In a CrunchBase report, a total of 3200 VC rounds was analyzed during the second quarter of this year. During the first quarter, it was Tencent Holdings, Sequoia Capital and Accel Partners that secured the first position, wherein, each had a total of 9 rounds. In the current quarter, however, Tencent led 11 rounds, whereas, Sequoia and Accel led 14 and 20 rounds respectively.

In this quarter, some newcomers were also in the leading position, including Samsara, Grammarly, and General Catalyst. SoftBank also formed part of this list in the second quarter of 2017 along with True Ventures. Some firms dropped down from a leading position, while other newcomers made it to the top.

 

Technology Growth

Growth capital in the technology sector is also known as a growth equity in the business. Technology growth rounds have been defined as private equity rounds in the CrunchBase report. In these rounds, some VC investors from the previous rounds also participated as a continuation.

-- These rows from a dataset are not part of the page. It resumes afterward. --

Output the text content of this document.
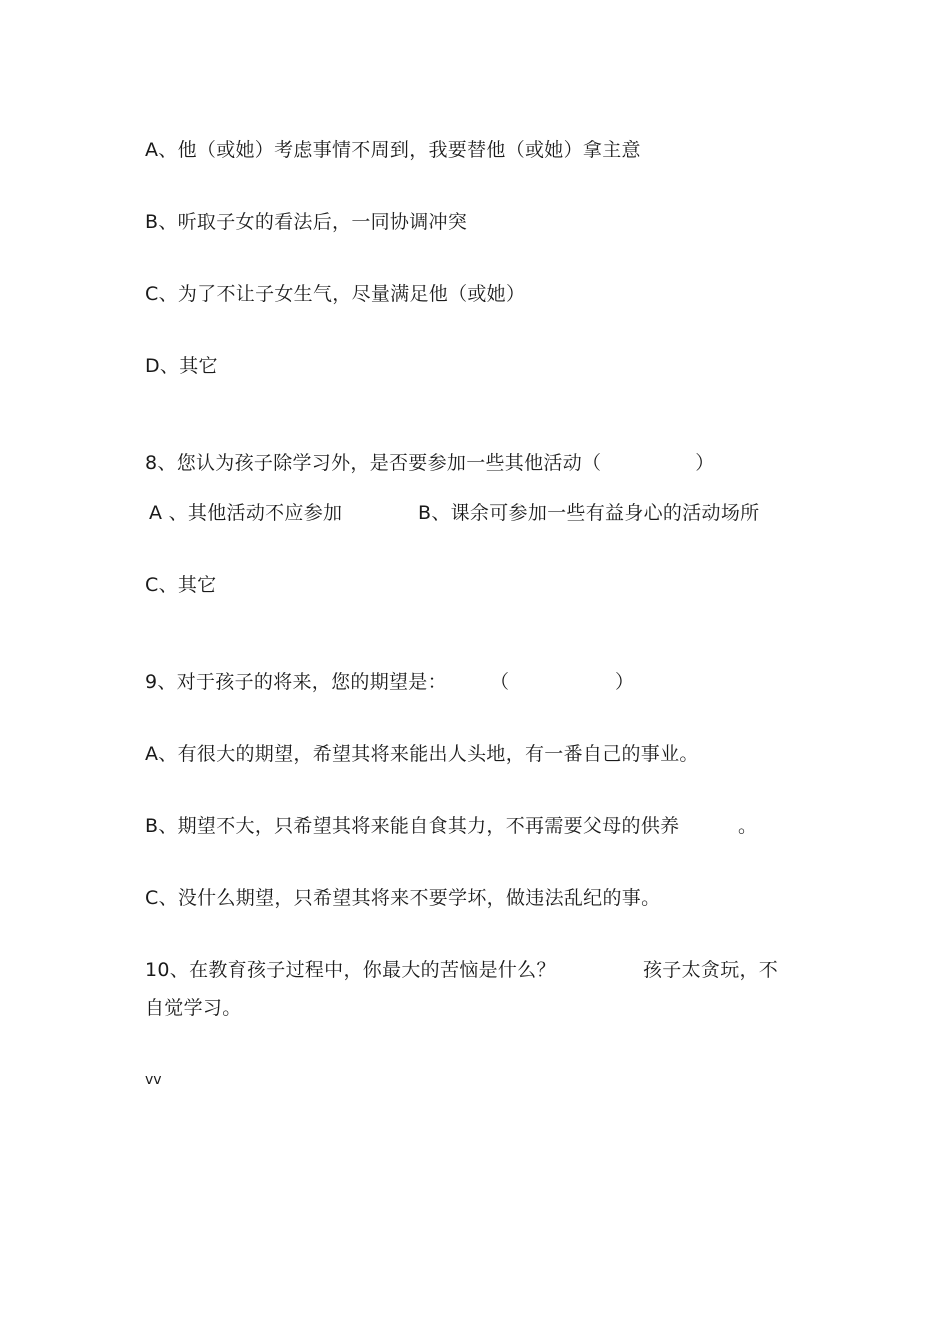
A、他（或她）考虑事情不周到，我要替他（或她）拿主意
B、听取子女的看法后，一同协调冲突
C、为了不让子女生气，尽量满足他（或她）
D、其它
8、您认为孩子除学习外，是否要参加一些其他活动（	）
A 、其他活动不应参加	B、课余可参加一些有益身心的活动场所
C、其它
9、对于孩子的将来，您的期望是： （	）
A、有很大的期望，希望其将来能出人头地，有一番自己的事业。
B、期望不大，只希望其将来能自食其力，不再需要父母的供养	。
C、没什么期望，只希望其将来不要学坏，做违法乱纪的事。
10、在教育孩子过程中，你最大的苦恼是什么？	孩子太贪玩，不
自觉学习。
vv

The dollar and deal volume also increased in this quarter compared with a volume of the same period last year. The overall increase was about 32%. The increase in dollar volume was of $160 million. Although, the deals in the current quarter were two times more than the deals in the previous quarter, the total value of funds was 45% less than the last quarter. This downfall represents the decline in round sizes over time.

 

Initial Public Offerings

The second quarter of 2017 experienced a small increase in the technology initial public offerings (IPOs), both in the United States and the Europe. This toned down the speculative noise that IPO window was closed for everyone except the big firms.

No significant regulatory filings or announcements were made in the third quarter of this year. Redfin, a real estate brokerage, filed documents with the Security and Exchange Commission, showing its interest to raise $100 million. And so far, it has managed to raise over $167 million from investors like Tiger Global Management, Draper Fisher Jurvetson, and others.

 

Although, the global VC market experienced a severe decline at the end of last year, the second quarter of 2017 was relatively better. Growth was observed in the dollar and deal volume for two-quarters back to back. Rounds are also experiencing growth; some venture capitalists doubled the bet on their investing activities. If the upward trend continues, the third quarter will bring the market back to normal after full recovery.